My officemate doesn't remember when file names had to be 8 characters or less
Ha! Wait, that wasn't that long ago, was it? Was it?
No. Especially if you count
today.
There's still a surprisingly large number of businesses that are content to run on Windows 3.11, and still stuck with the eight character limit.
My officemate doesn't remember when file names had to be 8 characters or less (it was 8, right?). Damn, I'm old.
What I remember is laughing at PC users while cheerfully naming my files any damn thing on my Mac. Good times, good times.
Ha! Wait, that wasn't that long ago, was it? Was it?
Um, Windows 95 was the first Microsoft OS that supported long file names. So most college freshmen have never faced the short filename issue.
What I remember is laughing at PC users while cheerfully naming my files any damn thing on my Mac. Good times, good times.
Back in those days, I couldn't afford a Mac. My first PC was a Leading Edge XT clone - I got it for $400 new because it was discontinued.
My officemate doesn't remember when file names had to be 8 characters or less (it was 8, right?). Damn, I'm old.
2006.
I mean, if you use Captiva ImageAccel. Parts of that application
for sale today for mucho dinero
will break if you try and put files in directories (remember when they were called that, and not folders?) with long file names.
My Mac Performa had to walk uphill both ways through 12 feet of snow to get to the internet.
I think the Windows-standard DOS FTP program can't deal with filenames of more than 8 chars to this day. I'd go about retrieving MYFILE~1.doc all the time. (That's how it truncated stuff.) And till just recently, I was still using the free Paint Shop Pro, which worked on Windows 98+, and required short filenames.

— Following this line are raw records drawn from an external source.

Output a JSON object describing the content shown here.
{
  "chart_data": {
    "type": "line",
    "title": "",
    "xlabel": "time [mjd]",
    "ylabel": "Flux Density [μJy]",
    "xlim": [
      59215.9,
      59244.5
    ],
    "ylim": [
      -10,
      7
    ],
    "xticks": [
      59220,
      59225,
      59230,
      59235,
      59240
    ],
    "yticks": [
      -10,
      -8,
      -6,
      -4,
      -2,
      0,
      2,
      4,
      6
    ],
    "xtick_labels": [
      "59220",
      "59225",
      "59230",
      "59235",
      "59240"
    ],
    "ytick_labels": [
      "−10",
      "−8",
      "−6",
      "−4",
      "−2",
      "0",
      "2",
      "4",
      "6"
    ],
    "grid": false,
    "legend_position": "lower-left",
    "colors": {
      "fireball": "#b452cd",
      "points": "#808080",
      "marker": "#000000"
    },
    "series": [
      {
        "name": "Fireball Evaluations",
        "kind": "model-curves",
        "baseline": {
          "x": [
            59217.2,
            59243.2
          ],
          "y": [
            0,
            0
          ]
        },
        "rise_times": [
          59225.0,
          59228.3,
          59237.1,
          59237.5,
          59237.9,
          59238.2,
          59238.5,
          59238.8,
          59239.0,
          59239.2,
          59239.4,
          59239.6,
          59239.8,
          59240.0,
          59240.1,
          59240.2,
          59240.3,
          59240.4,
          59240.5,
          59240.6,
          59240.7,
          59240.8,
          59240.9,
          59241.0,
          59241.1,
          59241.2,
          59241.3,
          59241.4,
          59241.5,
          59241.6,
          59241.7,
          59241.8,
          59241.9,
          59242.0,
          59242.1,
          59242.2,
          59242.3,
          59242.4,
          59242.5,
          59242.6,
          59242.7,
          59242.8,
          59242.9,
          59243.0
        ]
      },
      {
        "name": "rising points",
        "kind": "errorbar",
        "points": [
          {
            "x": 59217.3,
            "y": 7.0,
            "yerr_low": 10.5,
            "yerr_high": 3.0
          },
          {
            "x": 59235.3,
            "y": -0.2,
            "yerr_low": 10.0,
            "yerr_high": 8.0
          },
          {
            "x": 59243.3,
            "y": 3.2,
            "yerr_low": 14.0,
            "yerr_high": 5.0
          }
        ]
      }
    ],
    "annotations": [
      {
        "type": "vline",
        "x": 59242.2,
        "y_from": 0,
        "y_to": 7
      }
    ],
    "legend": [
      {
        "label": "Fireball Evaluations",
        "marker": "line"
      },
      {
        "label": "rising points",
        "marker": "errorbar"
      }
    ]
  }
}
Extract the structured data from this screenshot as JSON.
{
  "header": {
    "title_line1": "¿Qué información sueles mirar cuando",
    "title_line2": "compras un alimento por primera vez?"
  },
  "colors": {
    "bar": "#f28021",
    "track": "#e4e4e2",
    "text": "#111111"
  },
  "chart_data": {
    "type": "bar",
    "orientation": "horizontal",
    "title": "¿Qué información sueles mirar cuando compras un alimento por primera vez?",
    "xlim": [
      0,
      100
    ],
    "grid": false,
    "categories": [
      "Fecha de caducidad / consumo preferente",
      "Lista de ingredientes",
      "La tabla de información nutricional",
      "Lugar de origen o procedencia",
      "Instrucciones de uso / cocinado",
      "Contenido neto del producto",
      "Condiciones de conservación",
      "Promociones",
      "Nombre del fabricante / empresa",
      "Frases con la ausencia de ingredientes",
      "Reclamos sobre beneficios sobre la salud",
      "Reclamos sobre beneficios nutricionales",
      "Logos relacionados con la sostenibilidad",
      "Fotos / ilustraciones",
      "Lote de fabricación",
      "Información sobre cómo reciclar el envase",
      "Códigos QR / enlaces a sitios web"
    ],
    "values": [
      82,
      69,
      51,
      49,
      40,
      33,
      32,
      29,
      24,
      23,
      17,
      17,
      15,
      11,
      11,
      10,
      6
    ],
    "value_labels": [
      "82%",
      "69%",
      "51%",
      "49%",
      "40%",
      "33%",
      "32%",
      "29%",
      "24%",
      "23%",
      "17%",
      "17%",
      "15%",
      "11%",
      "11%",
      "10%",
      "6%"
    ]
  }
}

The first couple computers I used had the OS built in (in EPROM or something). The first time I used a PC, I was thinking, "What is this DOS thing and why do I need it?" (That was for a work-study programming job. I programmed in qbasic.)
Now I feel kinda bad.
Pshaw. Just don't have lilies in your apartment when you invite me over, and we're good.
Captiva InputAccel is one of the top two enterprise capture applications now on the market. It costs a fair chunk of change, and does a boatload of nifty things. Handle long filenames and support rightclicking over thumbnails aren't so much in that boat.